Very intersting hub, There are still lots of things like in old civilization where sex is still taboo, females brought up in traditional houses may not be as open to it even in marriage and since they have been brought up being told not to act as Who**s they just dont do more than have disinterested sex which can lead male partner to have his physical fulfilment outside marriage. Also some guys are polygamous by nature and not even best wife in world can make them monogamous.


DeBorrah K. Ogans profile image

DeBorrah K. Ogans 5 years ago Author

Sweetie, Thank you! You have made an excellent point! Yes! There are also cultural/traditional practices and beliefs that factor in as well... In some cases sex outside of marriage is encouraged...

Many do not realize that there is a bonding that takes place during sexual intercourse... Having frequent multiple partners inhibits one's ability to build trust and transparency! I believe that Commitment and Monogamy in marriage are very important!

Thank you for stopping by to share, You have added another welcomed dimension to discuss! Your comments are most appreciated! I pray that others are helped! In HIS Love, Grace, Peace & Blessings!


sweetie1 profile image

sweetie1 5 years ago from India

Well marriage is a bond where not only physical but also emotional faithfulness is not only expected but also mandatory. But it has to take care of physical needs of boys atleast ( not saying females shdnt have,) because if not espeically after birth of child it has been seen many women are reluctant to have sex for a long time. If the husabnd is good looking, sucessful or rich then chances of him getting his fulfillment outside increase because these guys have lots and lots more oppurtunities than other guys.


DeBorrah K. Ogans profile image

DeBorrah K. Ogans 5 years ago Author

Sweetie, Each couple is quite different but the basic principles of Marriage are the same! Love, respect, care, concern, loyalty and faithfulness should be components in every Great Marriage...

I realize that there are cultural differences that come in to play as well! However I believe that within a Great Marriage each spouse should make it a top priority to seek ways to fulfill the marital needs of their spouse...

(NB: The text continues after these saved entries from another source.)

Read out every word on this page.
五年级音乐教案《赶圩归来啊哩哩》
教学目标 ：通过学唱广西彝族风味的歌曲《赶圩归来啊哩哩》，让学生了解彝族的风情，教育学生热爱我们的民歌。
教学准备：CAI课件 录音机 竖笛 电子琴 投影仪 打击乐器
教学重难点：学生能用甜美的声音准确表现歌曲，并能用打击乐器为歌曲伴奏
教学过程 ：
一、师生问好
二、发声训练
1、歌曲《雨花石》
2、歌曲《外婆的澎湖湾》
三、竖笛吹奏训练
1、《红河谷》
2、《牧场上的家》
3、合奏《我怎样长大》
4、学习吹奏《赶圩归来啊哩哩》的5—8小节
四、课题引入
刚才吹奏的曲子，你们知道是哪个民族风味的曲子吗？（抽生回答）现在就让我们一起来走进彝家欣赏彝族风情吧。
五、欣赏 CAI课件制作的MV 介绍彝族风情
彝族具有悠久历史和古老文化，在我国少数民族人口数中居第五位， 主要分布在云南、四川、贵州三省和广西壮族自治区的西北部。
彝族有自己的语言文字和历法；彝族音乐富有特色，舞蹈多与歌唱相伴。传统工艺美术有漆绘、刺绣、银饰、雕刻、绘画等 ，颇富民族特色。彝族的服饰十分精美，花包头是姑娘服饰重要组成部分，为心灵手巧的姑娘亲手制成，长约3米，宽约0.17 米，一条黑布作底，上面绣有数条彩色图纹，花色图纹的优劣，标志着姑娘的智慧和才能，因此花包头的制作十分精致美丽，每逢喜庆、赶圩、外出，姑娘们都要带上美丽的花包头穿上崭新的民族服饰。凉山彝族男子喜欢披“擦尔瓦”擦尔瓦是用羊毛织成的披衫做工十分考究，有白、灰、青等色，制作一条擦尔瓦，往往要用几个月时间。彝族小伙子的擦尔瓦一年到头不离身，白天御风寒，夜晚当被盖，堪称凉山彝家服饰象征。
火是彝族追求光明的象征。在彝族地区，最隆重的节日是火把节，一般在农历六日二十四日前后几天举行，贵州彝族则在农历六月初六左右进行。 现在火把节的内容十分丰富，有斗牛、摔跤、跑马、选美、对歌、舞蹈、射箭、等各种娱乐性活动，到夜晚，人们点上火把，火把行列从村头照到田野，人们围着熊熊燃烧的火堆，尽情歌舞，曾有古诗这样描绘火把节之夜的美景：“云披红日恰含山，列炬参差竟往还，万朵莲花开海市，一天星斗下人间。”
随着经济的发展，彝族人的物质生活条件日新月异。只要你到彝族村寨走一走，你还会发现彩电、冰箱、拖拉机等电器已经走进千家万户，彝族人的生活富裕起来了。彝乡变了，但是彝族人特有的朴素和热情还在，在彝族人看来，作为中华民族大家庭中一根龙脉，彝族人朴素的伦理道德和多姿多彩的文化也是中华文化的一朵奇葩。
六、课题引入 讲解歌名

When a woman has had a baby should not be a time for the husband to look outside of their marriage to satisfy his sexual desires... This is the time to build healthier family boundaries to secure the future of the growing family....

Thank you for stopping by to share, In HIS Love, Grace, Joy, Peace & Blessings!


tammyswallow profile image

tammyswallow 4 years ago from North Carolina

This is an excellent hub for anyone who is married or about to be married. I don't think people enter marriage with the intent of being "one." It seems to be more of me + me and we as married couples reserve what is owed to the spouse. So many young people rush into marriage, not because they want a marriage, but because they want a wedding. Excellent work on this hub!


lovedoctor926 4 years ago

This is very good information. Voted up!


DeBorrah K. Ogans profile image

DeBorrah K. Ogans 4 years ago Author

Tammyswallow, Thank You! With over 55% of marriages ending in divorce I think that it is important that we encourage mutal respect, transParency & intimacy! This is how we build TRUST and "ONENESS!" Our young people are suffering and we need to encourage and show them that Marriage is honorable, and fulfilling but it is important to wait until they are really ready to make the commitment... A good marriage can stand the test of time so its important to focus more on the marriage relationship than the wedding, This way the wedding will be a day to cherish forever...

Thank you for sharing your insight! It will help to get others! In HIS Love, Grace, Joy, Peace & Blessings!


DeBorrah K. Ogans profile image

DeBorrah K. Ogans 4 years ago Author

Lovedoctor, Thank You for stopping by to share! Please feel free to stop by again. PEACE & BLESSINGS!